La crisi Ucraina e gli artisti russi, perchè la censura?
Nudi e crudi, senza particolare eco da parte dei media italiani, gli accadimenti (recenti) sono questi. Tugan Sokhiev (nella foto) – direttore dello storico Teatro moscovita Bolshoi- si dimette dall’incarico rinunciando anche alla carica di direttore musicale dell'Orchestre National du Capitole de Toulouse. "Dopo aver affrontato una scelta impossibile tra i miei musicisti preferiti russi e francesi, fra Debussy e Stravinskij, ho deciso di conseguenza”- specifica il musicista. Chapeu. Coraggioso, coerente, encomiabile.
Successiva all’embargo- Dostoewskij imposto al ‘visiting professor’ Paolo Nori dal comitato accademico dell’Università Bicocca di Milano, il pavido provincialismo connazionale non ha smesso di dare squisiti esempi di sé.
Al Museo del Cinema di Torino si provvede a togliere di torno le locandine che annunciano la retrospettiva dedicata al regista Karen Georgevich Shakhanazarov declinando, freschi freschi, la “cancellazione di tutti i film della rassegna Anima Russa” per meglio esprimere-si legge in un comunicato stampa “la nostra solidarietà con l’Ucraina”. Rincara la dose il presidente del Museo Enzo Ghiro “La motivazioni?
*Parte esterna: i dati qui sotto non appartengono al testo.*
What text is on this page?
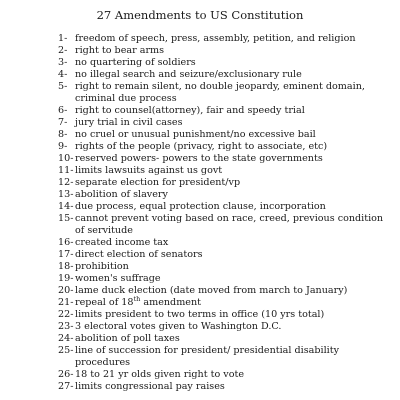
27 Amendments to US Constitution
1- freedom of speech, press, assembly, petition, and religion
2- right to bear arms
3- no quartering of soldiers
4- no illegal search and seizure/exclusionary rule
5- right to remain silent, no double jeopardy, eminent domain, criminal due process
6- right to counsel(attorney), fair and speedy trial
7- jury trial in civil cases
8- no cruel or unusual punishment/no excessive bail
9- rights of the people (privacy, right to associate, etc)
10- reserved powers- powers to the state governments
11- limits lawsuits against us govt
12- separate election for president/vp
13- abolition of slavery
14- due process, equal protection clause, incorporation
15- cannot prevent voting based on race, creed, previous condition of servitude
16- created income tax
17- direct election of senators
18- prohibition
19- women's suffrage
20- lame duck election (date moved from march to January)
21- repeal of 18th amendment
22- limits president to two terms in office (10 yrs total)
23- 3 electoral votes given to Washington D.C.
24- abolition of poll taxes
25- line of succession for president/ presidential disability procedures
26- 18 to 21 yr olds given right to vote
27- limits congressional pay raises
Evidenti. Abbiamo ritenuto che la monografia di un caposcuola della cinematografia russa, il quale non ha disconosciuto le azioni di Putin, non debba essere realizzata”. Alla faccia della universalità e “invito alla tolleranza” che si assegna al tanto deprecato “mondo della cultura”, dolente memore della pistola fumante di Goebbels.
Ghigo si sente, e lo rivendica, un “precursore” di ciò che cui è bene “provvedere”, con zelo, prudenza e tagliola. Forse ignaro di essere stato preceduto, nel tragico rutilare degli eventi bellici, dal sindaco di Milano Beppe Sala, lesto (tremebondo?) dal cacciar via dal Teatro alla Scala il M.tro Valerij Gergiev, reo –a pochi giorni dall’inizio dell’infame invasione- di non avere ancora preso le distanze dal truce Putin e dalla Santa Madre Russia che ebbe a partorirlo. Si profila analogo ostracismo, al Teatro Regio (di ritorno a Torino) per l’atteso balletto “Lo schiaccianoci”, musiche di Cajkovskij, nell’edizione del Balletto dell’Opera di Tblisi.
Non siamo particolari amanti di anatemi e polemiche, ma a qualche scottante riflessione come sottrarci? Legittimo attendersi che il bistrattato emisfero della cultura e dello spettacolo, non essendosi ancora trasferito nell’Empireo, esprima opinioni e scelte per tutto ciò che attiene politica, società, bivi (e imboscate) della Storia. Però Marlene Dietrich, tedesca esiliata (e privilegiata) a Hollywood, ci mise alcuni anni prima di fare le valigie e correre in Europa ad esibirsi per alleviare, con i suoi show, le truppe americane impegnate nel Secondo Conflitto. E Chaplin attese il 1940 per affidarci il suo sapiente, prezioso barbiere ebreo protagonista del “Grande Dittatore” in spregio a Hitler
Evitando la paludata retorica della “terra felice quando non servono eroi”, resta in sospeso qualche interrogativo. Come e perché pretendere (in misura grossolana e manichea) che un artista, un musicista, un semplice cittadino dimorante in altro paese compia decisioni, obbedisca ad una sorta di becero aut-aut, mentre la sua nazione va in rovina? Ha diritto o no ad un lasso di tempo per ‘allinearsi’ o ‘stigmatizzare’? Può o no temere ritorsioni per i propri familiari rimasti in patria? O forse si teme che voglia approfittare di un salvacondotto che farebbe a pugni con intelletto, creatività, stima di se stessi? Non dico tempo al tempo, ma nessuna sollecitudine estorta e speciosa. Altrimenti detta censura.